Spurs yet again had knocking on“” three quarters of the ball and did nothing with it. As the front players didn’t link up at all, while the defence was all over the place. Ben Davies captain, is he about to see off yet another manager.

Half-time and everyone is calling for Werner to be removed. He’s been beyond awful. We’ve gone from Kane and Son up front to Solanke and Werner. Moore for Werner seemed the obvious choice. But no Ange goes with Spence for Udogie.

The second half didn’t start any better than the first had panned out. Yet again, a side Spurs were playing looked coached while Spurs looked like they’d never been told anything about how to play.

Just after the hour Solanke was pulled, another game, another failure. £65m. 62 minutes no shots.

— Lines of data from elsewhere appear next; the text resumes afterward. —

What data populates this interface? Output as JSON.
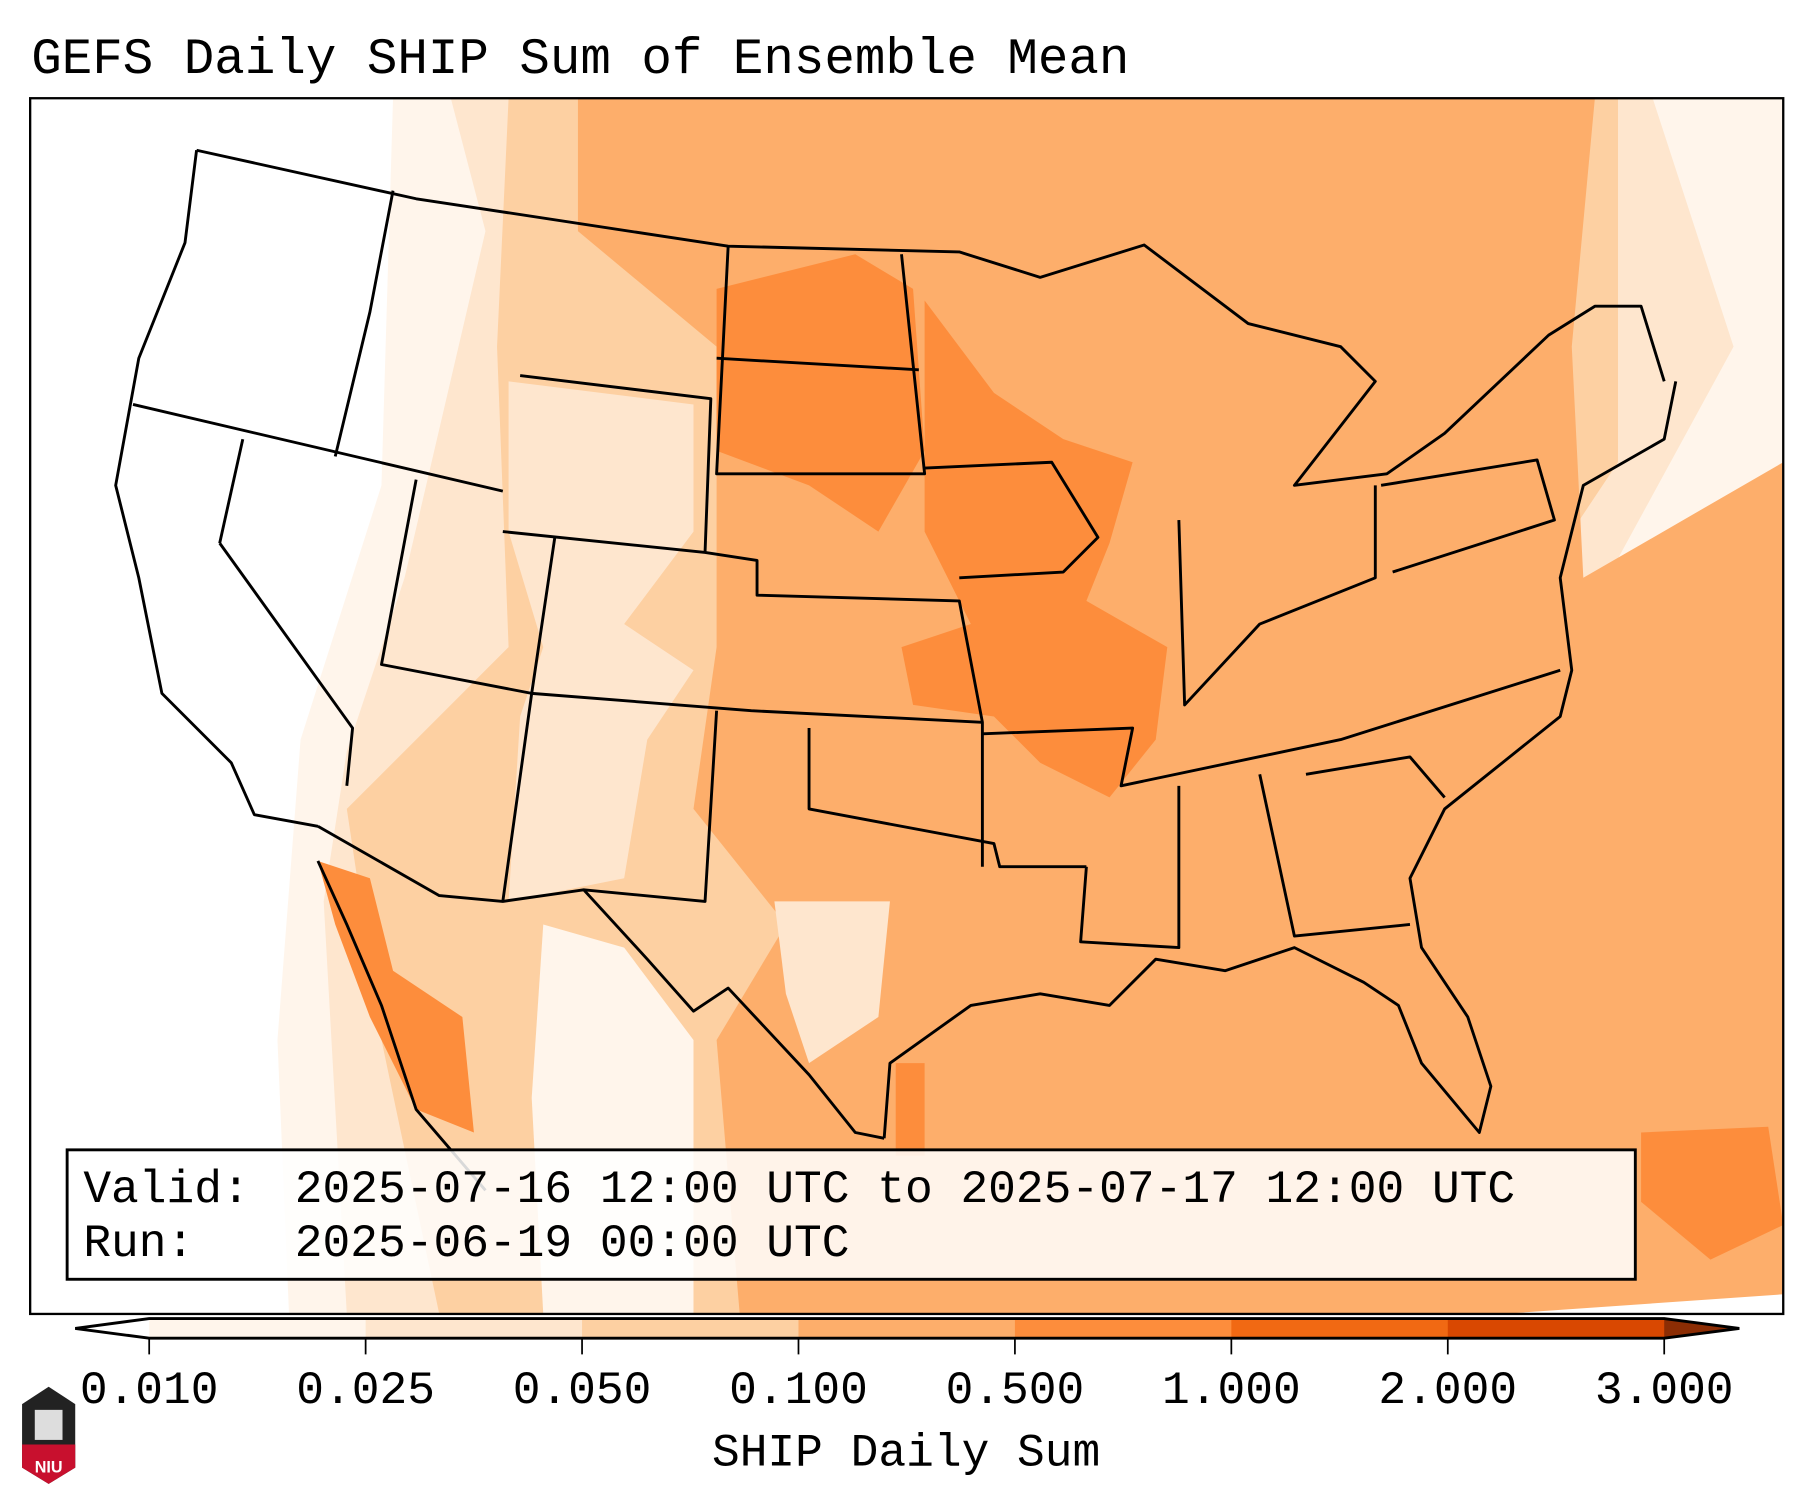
{
  "title": "GEFS Daily SHIP Sum of Ensemble Mean",
  "info": {
    "valid_label": "Valid:",
    "valid_value": "2025-07-16 12:00 UTC to 2025-07-17 12:00 UTC",
    "run_label": "Run:",
    "run_value": "2025-06-19 00:00 UTC"
  },
  "colorbar": {
    "label": "SHIP Daily Sum",
    "ticks": [
      "0.010",
      "0.025",
      "0.050",
      "0.100",
      "0.500",
      "1.000",
      "2.000",
      "3.000"
    ],
    "colors": [
      "#fff5eb",
      "#fee6ce",
      "#fdd0a2",
      "#fdae6b",
      "#fd8d3c",
      "#f16913",
      "#d94801"
    ],
    "under_color": "#ffffff",
    "over_color": "#8c2d04"
  },
  "logo": {
    "text": "NIU"
  }
}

I don’t know what his pressing stats were though. Bergvall made was as well, with Son and Maddison coming on.

It was a minute later when Coventry, deservedly, took the lead. It could have come earlier, when Fraser Forster was doing things he shouldn’t do. A lump up the park saw the big lump charge out of his area to take out Dragusin, who’d brushed off the Coventry attacker. Christ alone knows what the keeper was up to. Luckily Davies blocked the shot with a sliding challenge in front of the open goal.

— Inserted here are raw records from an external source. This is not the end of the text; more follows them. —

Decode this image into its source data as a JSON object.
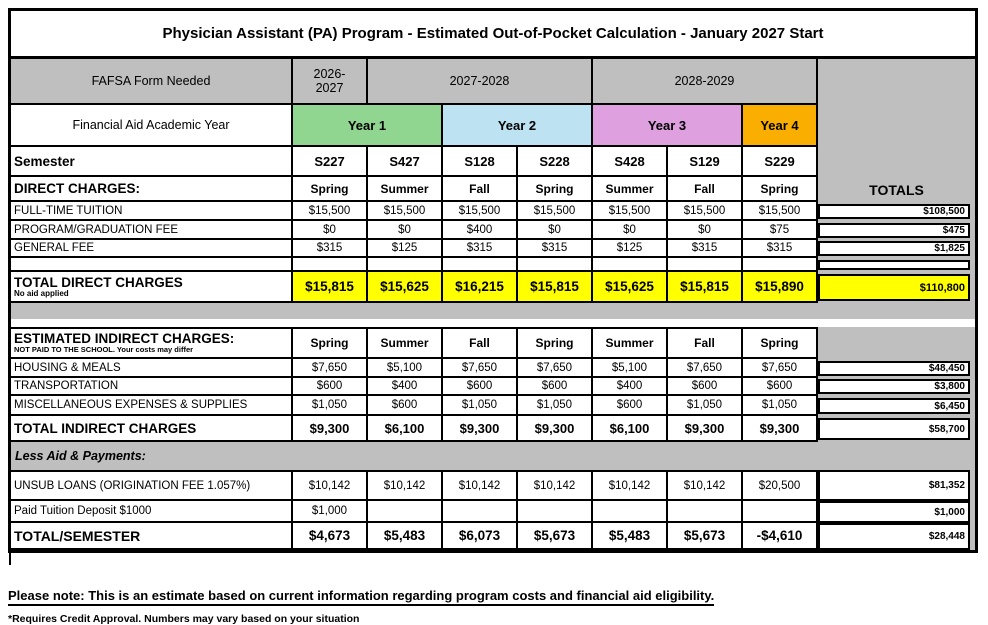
{
  "title": "Physician Assistant (PA) Program - Estimated Out-of-Pocket Calculation - January 2027 Start",
  "colors": {
    "year1_green": "#90D590",
    "year2_blue": "#BDE3F2",
    "year3_pink": "#DFA0DF",
    "year4_orange": "#FAAF00",
    "header_gray": "#BFBFBF",
    "highlight_yellow": "#FFFF00"
  },
  "header": {
    "fafsa_label": "FAFSA Form Needed",
    "fafsa_years": [
      "2026-2027",
      "2027-2028",
      "2028-2029"
    ],
    "academic_year_label": "Financial Aid Academic Year",
    "year_labels": [
      "Year 1",
      "Year 2",
      "Year 3",
      "Year 4"
    ],
    "semester_label": "Semester",
    "semesters": [
      "S227",
      "S427",
      "S128",
      "S228",
      "S428",
      "S129",
      "S229"
    ],
    "totals_label": "TOTALS"
  },
  "direct": {
    "header": "DIRECT CHARGES:",
    "seasons": [
      "Spring",
      "Summer",
      "Fall",
      "Spring",
      "Summer",
      "Fall",
      "Spring"
    ],
    "rows": [
      {
        "label": "FULL-TIME TUITION",
        "values": [
          "$15,500",
          "$15,500",
          "$15,500",
          "$15,500",
          "$15,500",
          "$15,500",
          "$15,500"
        ],
        "total": "$108,500"
      },
      {
        "label": "PROGRAM/GRADUATION FEE",
        "values": [
          "$0",
          "$0",
          "$400",
          "$0",
          "$0",
          "$0",
          "$75"
        ],
        "total": "$475"
      },
      {
        "label": "GENERAL FEE",
        "values": [
          "$315",
          "$125",
          "$315",
          "$315",
          "$125",
          "$315",
          "$315"
        ],
        "total": "$1,825"
      }
    ],
    "total_row": {
      "label": "TOTAL DIRECT CHARGES",
      "sublabel": "No aid applied",
      "values": [
        "$15,815",
        "$15,625",
        "$16,215",
        "$15,815",
        "$15,625",
        "$15,815",
        "$15,890"
      ],
      "total": "$110,800"
    }
  },
  "indirect": {
    "header": "ESTIMATED INDIRECT CHARGES:",
    "subheader": "NOT PAID TO THE SCHOOL. Your costs may differ",
    "seasons": [
      "Spring",
      "Summer",
      "Fall",
      "Spring",
      "Summer",
      "Fall",
      "Spring"
    ],
    "rows": [
      {
        "label": "HOUSING & MEALS",
        "values": [
          "$7,650",
          "$5,100",
          "$7,650",
          "$7,650",
          "$5,100",
          "$7,650",
          "$7,650"
        ],
        "total": "$48,450"
      },
      {
        "label": "TRANSPORTATION",
        "values": [
          "$600",
          "$400",
          "$600",
          "$600",
          "$400",
          "$600",
          "$600"
        ],
        "total": "$3,800"
      },
      {
        "label": "MISCELLANEOUS EXPENSES & SUPPLIES",
        "values": [
          "$1,050",
          "$600",
          "$1,050",
          "$1,050",
          "$600",
          "$1,050",
          "$1,050"
        ],
        "total": "$6,450"
      }
    ],
    "total_row": {
      "label": "TOTAL INDIRECT CHARGES",
      "values": [
        "$9,300",
        "$6,100",
        "$9,300",
        "$9,300",
        "$6,100",
        "$9,300",
        "$9,300"
      ],
      "total": "$58,700"
    }
  },
  "aid": {
    "header": "Less Aid & Payments:",
    "rows": [
      {
        "label": "UNSUB LOANS (ORIGINATION FEE 1.057%)",
        "values": [
          "$10,142",
          "$10,142",
          "$10,142",
          "$10,142",
          "$10,142",
          "$10,142",
          "$20,500"
        ],
        "total": "$81,352"
      },
      {
        "label": "Paid Tuition Deposit $1000",
        "values": [
          "$1,000",
          "",
          "",
          "",
          "",
          "",
          ""
        ],
        "total": "$1,000"
      }
    ],
    "total_row": {
      "label": "TOTAL/SEMESTER",
      "values": [
        "$4,673",
        "$5,483",
        "$6,073",
        "$5,673",
        "$5,483",
        "$5,673",
        "-$4,610"
      ],
      "total": "$28,448"
    }
  },
  "footer": {
    "note": "Please note: This is an estimate based on current information regarding program costs and financial aid eligibility.",
    "disclaimer": "*Requires Credit Approval. Numbers may vary based on your situation"
  }
}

The Welshman had provided Spurs’ first attempt on target, from a corner on the hour. The opener came from a nice move by Coventry, with a cross from their left, into the forward, who was pretty free to knock it in. Far far too easy. But Ange is about attacking not defending. This was Coventry’s fifth attempt on goal, to Spurs one.

Werner went down injured, one piece of silver lining, but again Ange chose a favourite over giving a kid a chance. Kulusevski was on. Nothing much changed. With Coventry having good chances to kill the game off.

They didn’t, and in a Spursy way, they paid the price. Two minutes before the 90 was up, someone actually played the ball through the defence of Coventry and into the box. Kulusevski’s ball to Spence for the fullbacks first goal for the club. Ah Kulusevski the “game changer” so we were told by the fanbois. According to one stats people it was the one pass the Swede made that found a Spurs player in the quarter of an hour he was on the pitch. Another stats lot said he made a whole 2 accurate passes. Yeah, talk him up lads.

Three minutes later, into added time and Coventry’s fate was sealed. Bentancur won the ball in his own half, Johnson was wide open and screaming for it, the Uruguayan played the right ball, Johnson’s chip wasn’t the greatest but it was good enough to beat the keeper and score the winner.

It was a scoreline, a result, that will no doubt paper over a lot of cracks. A result that gives Ange a bit of breathing space but only for a few days, we’ll see how it goes against Brentford at the weekend. It’s funny, that Spurs tend to play their future manager not long before their current manager is binned off. Could Thomas Frank be that man?